En octobre dernier, à l’aube d’un confinement qui allait provoquer une nouvelle fermeture des universités, Emmanuel Macron avait eu quelques mots pour la jeunesse et l’épreuve « ­terrible » qu’elle traversait, entre privations et fragilités matérielles : « C’est dur d’avoir 20 ans en 2020 », estimait alors le président. Cinq mois plus tard, la situation ne paraît guère plus riante pour les millions de lycéens, d’étudiants, d’apprentis ou de jeunes salariés qui multiplient les appels au secours derrière la même bannière d’une « génération sacrifiée ».

Ce numéro du 1, réalisé avec la participation des étudiants du programme Médecine-Humanités de l’École ­normale supérieure, se penche sur leur situation pour mesurer l’étendue des dégâts, tout juste un an après l’envol de la pandémie dans notre pays. Et le constat des experts convoqués dans ces pages est glaçant. S’ils ont été relativement épargnés par le virus, les jeunes sont en effet les premiers touchés par ses conséquences : précarité accrue, explosion des cas de dépression, difficultés à nouer des relations intimes, perspectives d’emploi bouchées… À peine lancés dans la vie, ils ont vu leur trajectoire brouillée, leurs rêves éclipsés, le tout sur fond d’angoisse pour leurs aînés.

La fin de la crise sanitaire suffira-t-elle à leur rendre foi en l’avenir ? Alors que le couvre-feu reste la norme et le confinement l’exception dans certains départements, un léger frisson d’optimisme parcourt aujourd’hui la France.

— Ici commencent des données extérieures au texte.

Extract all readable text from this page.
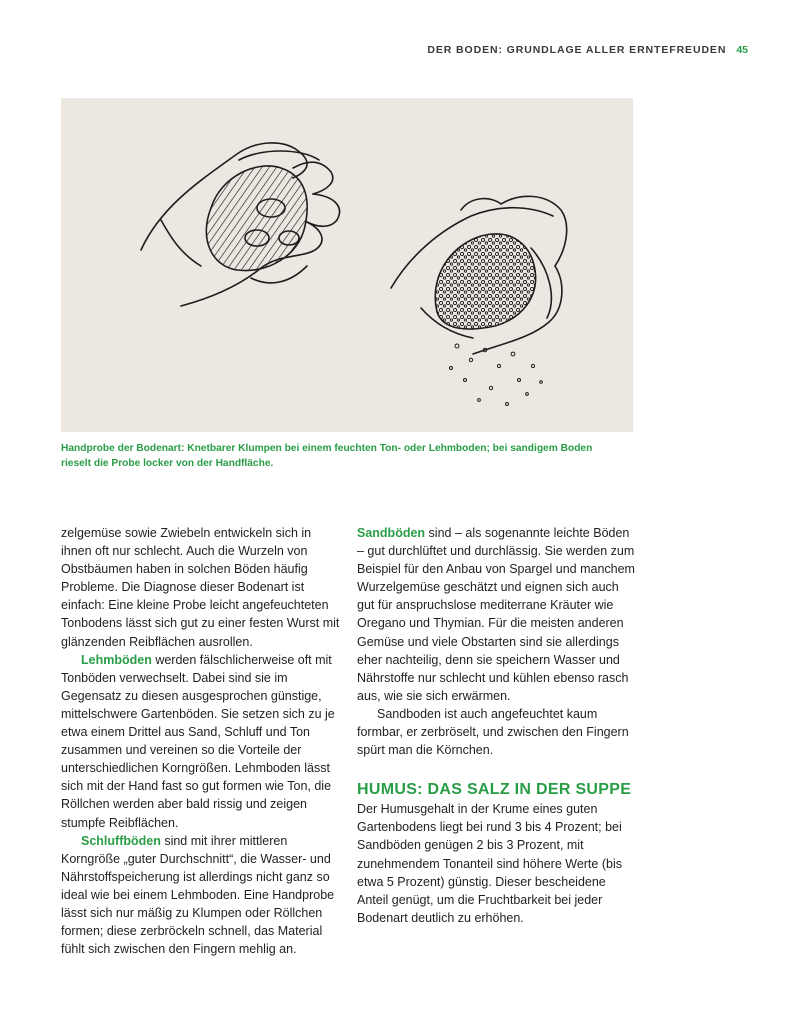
DER BODEN: GRUNDLAGE ALLER ERNTEFREUDEN 45
Handprobe der Bodenart: Knetbarer Klumpen bei einem feuchten Ton- oder Lehmboden; bei sandigem Boden rieselt die Probe locker von der Handfläche.

zelgemüse sowie Zwiebeln entwickeln sich in ihnen oft nur schlecht. Auch die Wurzeln von Obstbäumen haben in solchen Böden häufig Probleme. Die Diagnose dieser Bodenart ist einfach: Eine kleine Probe leicht angefeuchteten Tonbodens lässt sich gut zu einer festen Wurst mit glänzenden Reibflächen ausrollen.

Lehmböden werden fälschlicherweise oft mit Tonböden verwechselt. Dabei sind sie im Gegensatz zu diesen ausgesprochen günstige, mittelschwere Gartenböden. Sie setzen sich zu je etwa einem Drittel aus Sand, Schluff und Ton zusammen und vereinen so die Vorteile der unterschiedlichen Korngrößen. Lehmboden lässt sich mit der Hand fast so gut formen wie Ton, die Röllchen werden aber bald rissig und zeigen stumpfe Reibflächen.

Schluffböden sind mit ihrer mittleren Korngröße „guter Durchschnitt“, die Wasser- und Nährstoffspeicherung ist allerdings nicht ganz so ideal wie bei einem Lehmboden. Eine Handprobe lässt sich nur mäßig zu Klumpen oder Röllchen formen; diese zerbröckeln schnell, das Material fühlt sich zwischen den Fingern mehlig an.

Sandböden sind – als sogenannte leichte Böden – gut durchlüftet und durchlässig. Sie werden zum Beispiel für den Anbau von Spargel und manchem Wurzelgemüse geschätzt und eignen sich auch gut für anspruchslose mediterrane Kräuter wie Oregano und Thymian. Für die meisten anderen Gemüse und viele Obstarten sind sie allerdings eher nachteilig, denn sie speichern Wasser und Nährstoffe nur schlecht und kühlen ebenso rasch aus, wie sie sich erwärmen.

Sandboden ist auch angefeuchtet kaum formbar, er zerbröselt, und zwischen den Fingern spürt man die Körnchen.

HUMUS: DAS SALZ IN DER SUPPE

Der Humusgehalt in der Krume eines guten Gartenbodens liegt bei rund 3 bis 4 Prozent; bei Sandböden genügen 2 bis 3 Prozent, mit zunehmendem Tonanteil sind höhere Werte (bis etwa 5 Prozent) günstig. Dieser bescheidene Anteil genügt, um die Fruchtbarkeit bei jeder Bodenart deutlich zu erhöhen.
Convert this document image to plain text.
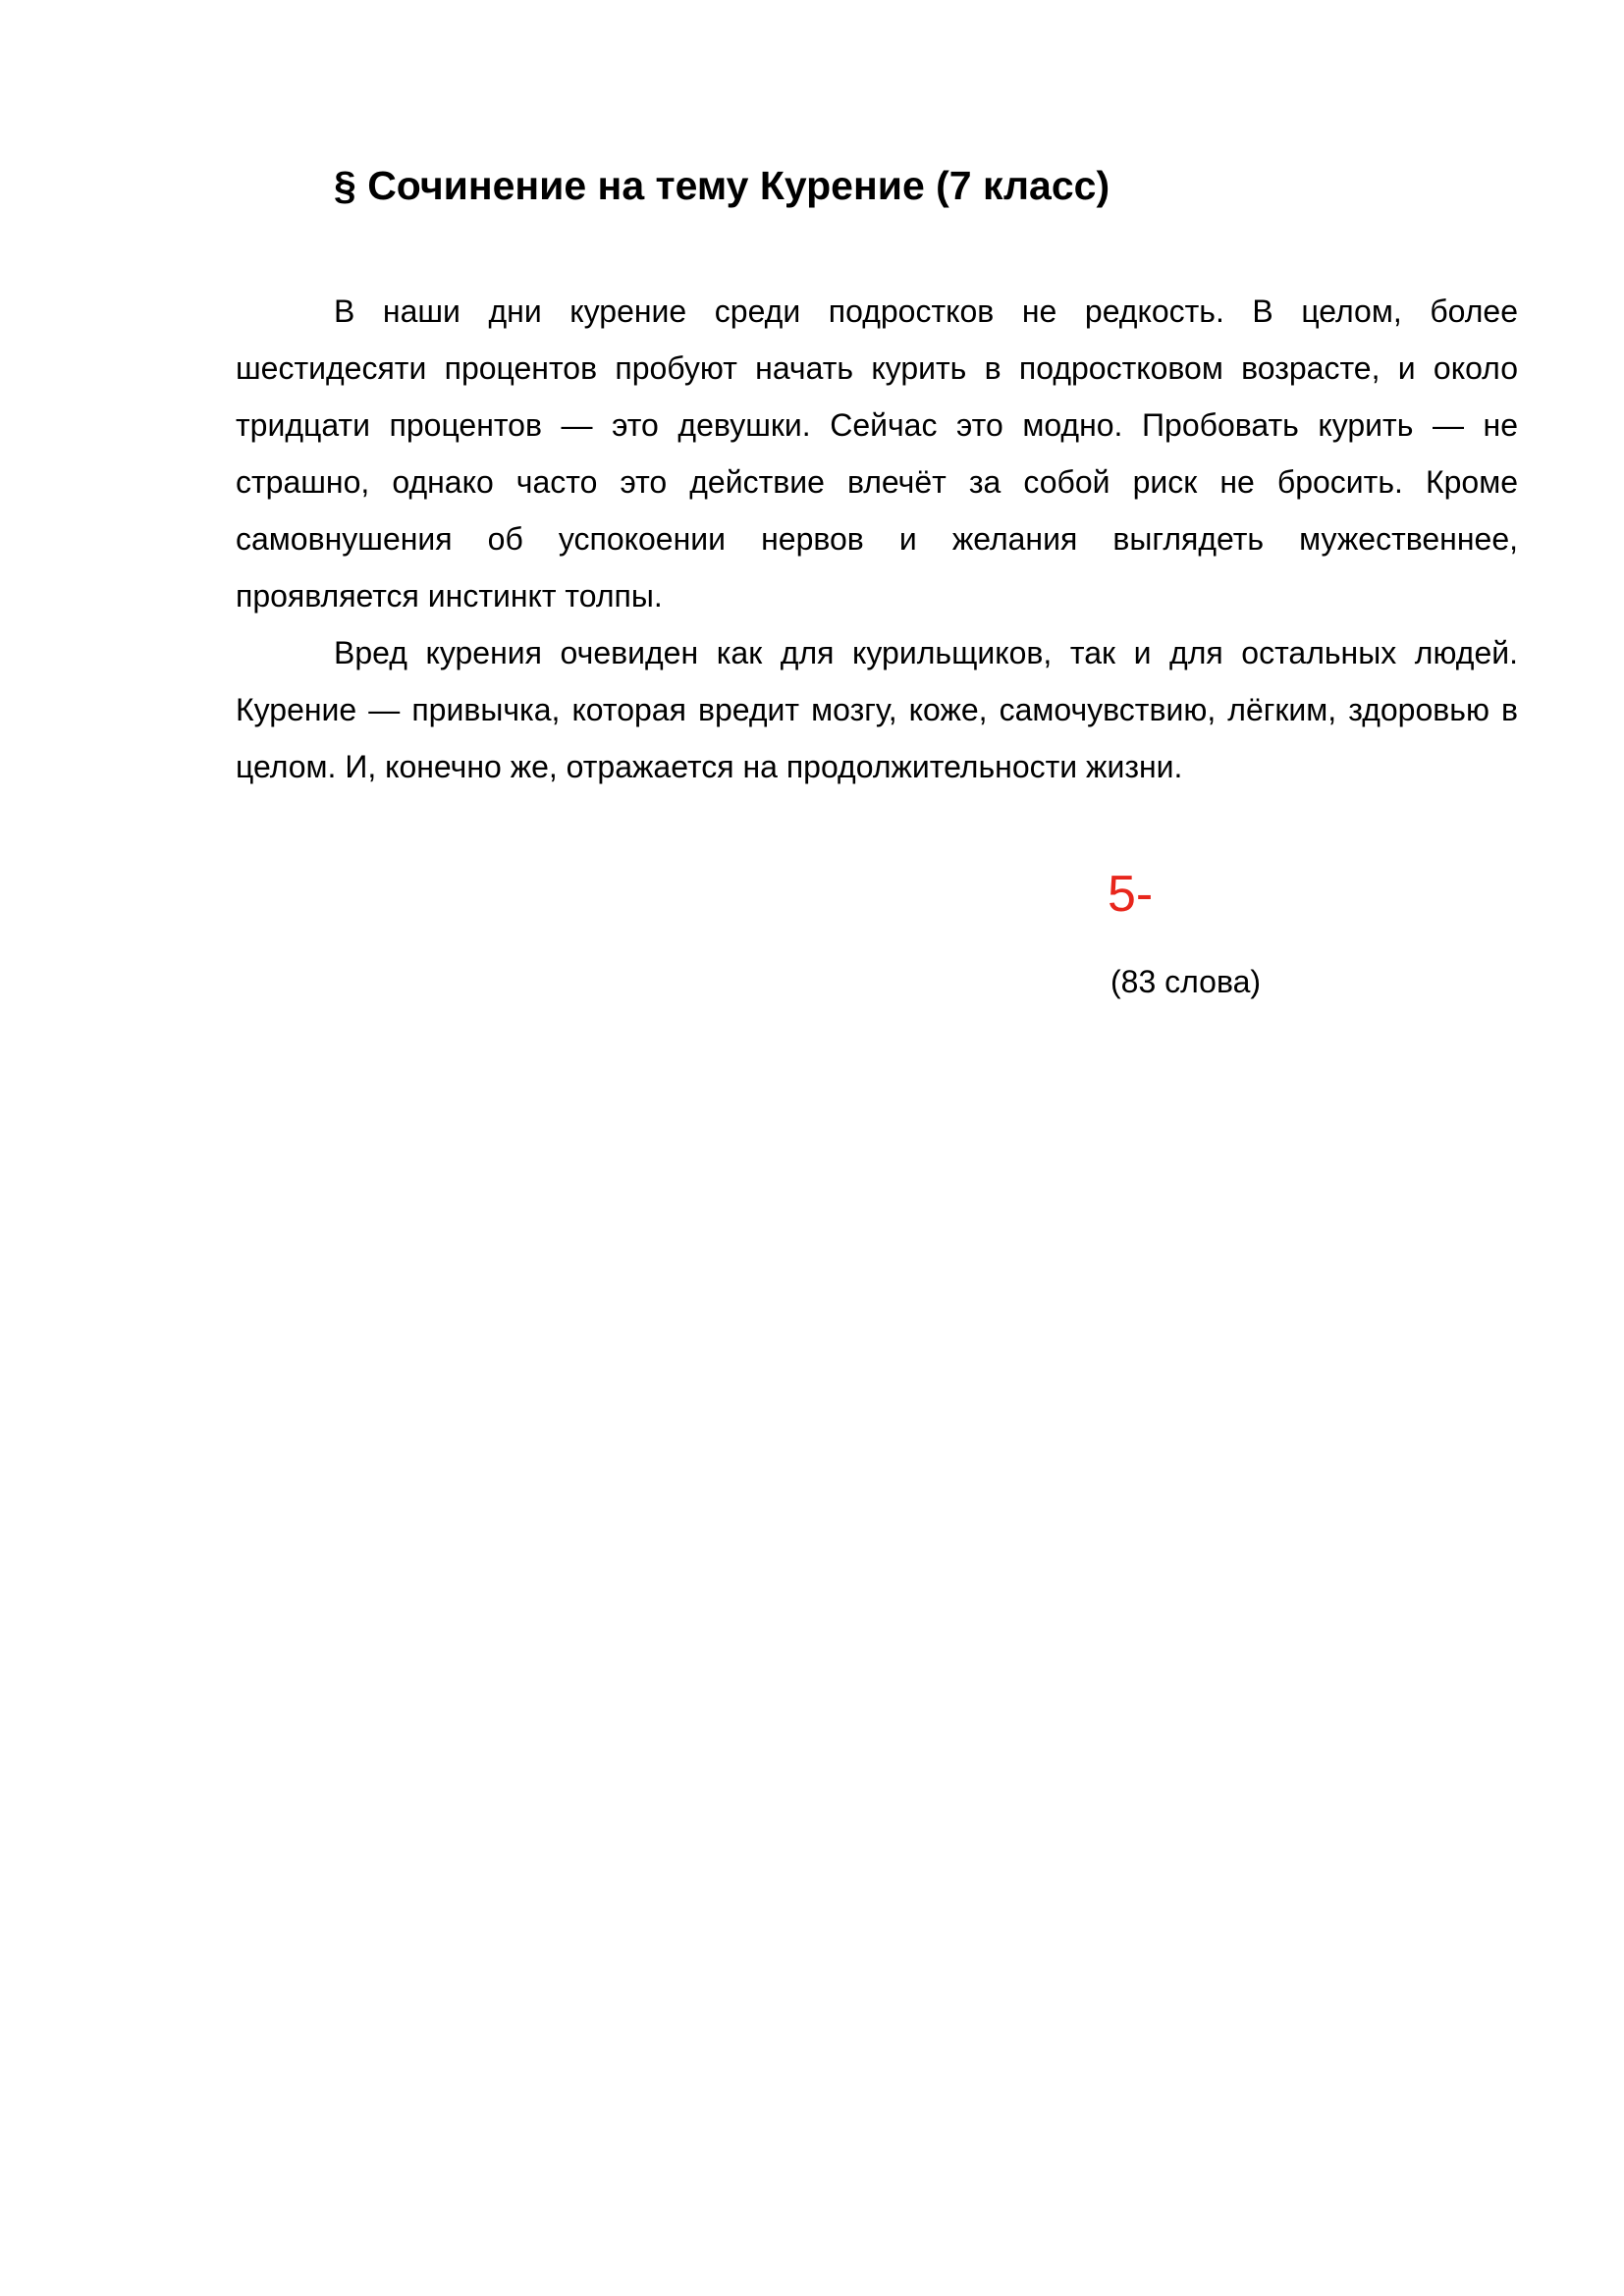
§ Сочинение на тему Курение (7 класс)

В наши дни курение среди подростков не редкость. В целом, более шестидесяти процентов пробуют начать курить в подростковом возрасте, и около тридцати процентов — это девушки. Сейчас это модно. Пробовать курить — не страшно, однако часто это действие влечёт за собой риск не бросить. Кроме самовнушения об успокоении нервов и желания выглядеть мужественнее, проявляется инстинкт толпы.

Вред курения очевиден как для курильщиков, так и для остальных людей. Курение — привычка, которая вредит мозгу, коже, самочувствию, лёгким, здоровью в целом. И, конечно же, отражается на продолжительности жизни.

5-
(83 слова)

Pas encore une libération, tout juste un horizon qui semble se dégager, avec l’essor de la vaccination et la promesse des beaux jours. Déjà, on prépare la réouverture du pays, de ses bars, salles de concert, musées ou cinémas, comme autant de sésames pour une jeunesse enfin affranchie des interdits. Mais est-ce certain ? Il faudra d’abord s’assurer que les jeunes pourront facilement y avoir accès, si celui-ci est conditionné à un éventuel « pass sanitaire ». Il faudra surtout savoir quelle jeunesse aura le loisir de se précipiter dans cette nouvelle vie. Dans une tribune éclairante, l’économiste Philippe Askenazy met ainsi en garde contre ces nouvelles « Années folles » dont on annonce le retour. Car si beaucoup de jeunes piaffent d’impatience de pouvoir retrouver la fête, la liberté, l’insouciance, d’autres craignent des lendemains qui déchantent, plombés par une seconde crise, économique celle-là, plus effrayante que la première. Les premiers attendent que se desserre l’étau de l’État. Les seconds redoutent qu’il ne les laisse tomber, une fois la tempête passée. Et que pour eux, le temps des sacrifices ne soit pas encore terminé.